Dr El-Deiry noted that TRAIL has been shown to induce cell death in a range of cancers while sparing normal cells. However, the therapeutic benefit of stimulating TRAIL is limited because of undesirable drug properties, such as a short half-life, difficult and expensive production, the need to give treatment as an intravenous infusion, and poor penetration into certain tissues like the brain.
“This prompted us to look for better options for therapeutics that can kill tumor cells,” Dr El-Deiry said.
He and his colleagues turned to ONC201, which has been shown to stimulate TRAIL. They tested the drug in 23 cancer cell lines representing 9 tumor types—MM, lymphoma, and glioma, as well as lung, colorectal, thyroid, liver, prostate, and breast cancer.
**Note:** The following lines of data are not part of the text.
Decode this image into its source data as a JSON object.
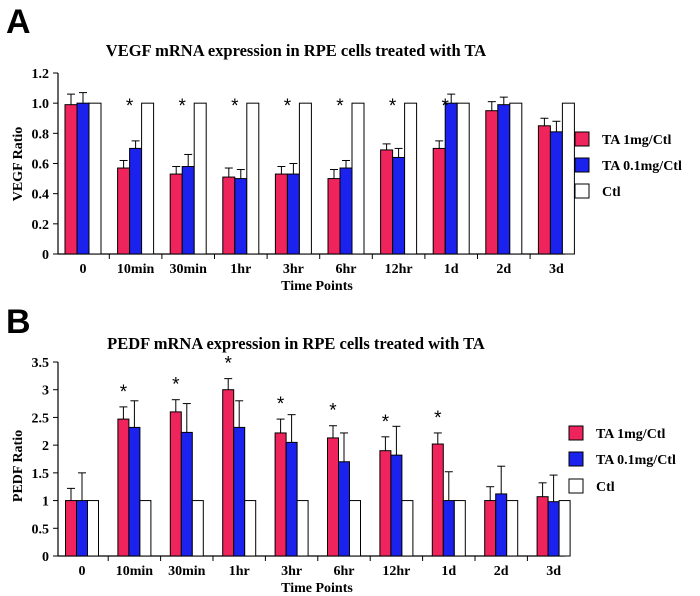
{
  "panel_letters": [
    "A",
    "B"
  ],
  "legend": [
    {
      "label": "TA 1mg/Ctl",
      "color": "#f0245c"
    },
    {
      "label": "TA 0.1mg/Ctl",
      "color": "#1c22ee"
    },
    {
      "label": "Ctl",
      "color": "#ffffff"
    }
  ],
  "chart_data": [
    {
      "type": "bar",
      "title": "VEGF mRNA expression in RPE cells treated with TA",
      "xlabel": "Time Points",
      "ylabel": "VEGF Ratio",
      "ylim": [
        0,
        1.2
      ],
      "yticks": [
        "0",
        "0.2",
        "0.4",
        "0.6",
        "0.8",
        "1.0",
        "1.2"
      ],
      "categories": [
        "0",
        "10min",
        "30min",
        "1hr",
        "3hr",
        "6hr",
        "12hr",
        "1d",
        "2d",
        "3d"
      ],
      "series": [
        {
          "name": "TA 1mg/Ctl",
          "values": [
            0.99,
            0.57,
            0.53,
            0.51,
            0.53,
            0.5,
            0.69,
            0.7,
            0.95,
            0.85
          ],
          "errors": [
            0.07,
            0.05,
            0.05,
            0.06,
            0.05,
            0.06,
            0.04,
            0.05,
            0.06,
            0.05
          ]
        },
        {
          "name": "TA 0.1mg/Ctl",
          "values": [
            1.0,
            0.7,
            0.58,
            0.5,
            0.53,
            0.57,
            0.64,
            1.0,
            0.99,
            0.81
          ],
          "errors": [
            0.07,
            0.05,
            0.08,
            0.06,
            0.07,
            0.05,
            0.06,
            0.06,
            0.05,
            0.07
          ]
        },
        {
          "name": "Ctl",
          "values": [
            1,
            1,
            1,
            1,
            1,
            1,
            1,
            1,
            1,
            1
          ],
          "errors": [
            0,
            0,
            0,
            0,
            0,
            0,
            0,
            0,
            0,
            0
          ]
        }
      ],
      "significance": [
        "",
        "*",
        "*",
        "*",
        "*",
        "*",
        "*",
        "*",
        "",
        ""
      ],
      "legend_position": "right"
    },
    {
      "type": "bar",
      "title": "PEDF mRNA expression in RPE cells treated with TA",
      "xlabel": "Time Points",
      "ylabel": "PEDF Ratio",
      "ylim": [
        0,
        3.5
      ],
      "yticks": [
        "0",
        "0.5",
        "1",
        "1.5",
        "2",
        "2.5",
        "3",
        "3.5"
      ],
      "categories": [
        "0",
        "10min",
        "30min",
        "1hr",
        "3hr",
        "6hr",
        "12hr",
        "1d",
        "2d",
        "3d"
      ],
      "series": [
        {
          "name": "TA 1mg/Ctl",
          "values": [
            1.0,
            2.47,
            2.6,
            3.0,
            2.22,
            2.13,
            1.9,
            2.02,
            1.0,
            1.07
          ],
          "errors": [
            0.22,
            0.22,
            0.22,
            0.2,
            0.25,
            0.22,
            0.25,
            0.2,
            0.25,
            0.25
          ]
        },
        {
          "name": "TA 0.1mg/Ctl",
          "values": [
            1.0,
            2.32,
            2.23,
            2.32,
            2.05,
            1.7,
            1.82,
            1.0,
            1.12,
            0.98
          ],
          "errors": [
            0.5,
            0.48,
            0.52,
            0.48,
            0.5,
            0.52,
            0.52,
            0.52,
            0.5,
            0.48
          ]
        },
        {
          "name": "Ctl",
          "values": [
            1,
            1,
            1,
            1,
            1,
            1,
            1,
            1,
            1,
            1
          ],
          "errors": [
            0,
            0,
            0,
            0,
            0,
            0,
            0,
            0,
            0,
            0
          ]
        }
      ],
      "significance": [
        "",
        "*",
        "*",
        "*",
        "*",
        "*",
        "*",
        "*",
        "",
        ""
      ],
      "legend_position": "right"
    }
  ]
}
The team found that ONC201 triggers an increase in TRAIL and TRAIL receptor abundance, leading to tumor cell death through the ISR that tumor cells normally use to survive. ONC201 pushes the ISR too far, causing tumor cells to stop dividing and/or die.
ONC201 boosted expression of the gene encoding ATF4, a central component of the ISR, through a translation initiation factor called eIF2α. This process rapidly arrested the cancer’s cell cycle and resulted in cell death.
In essence, ONC201 delivers a double-whammy to tumor cells, Dr El-Deiry said, which may explain why it has such broad-spectrum anticancer activity.
The researchers believe this study has several clinical implications. For one, it suggests that solid tumors or MM cells that normally create large amounts of protein during growth may be particularly sensitive to ONC201. The ISR is often activated in these cells, and ONC201 may push them over the edge.
“Knowing how ONC201 works helps us look for its effects in patient’s tumor cells that have been treated,” Dr El-Deiry said. “Looking in a tumor or liquid biopsy before and after treatment may help predict who is most likely to benefit.”
“We are optimistic that, through basic and clinical research with ONC201, our findings will lead to improved TRAIL-based therapies for individual cancer patients in the future.”
Another study of ONC201, this one focusing only on hematologic malignancies, has been published in Science Signaling.
Early stage clinical trials for ONC201 are currently underway in patients with brain, colorectal, breast, and lung tumors, as well as leukemia and lymphoma.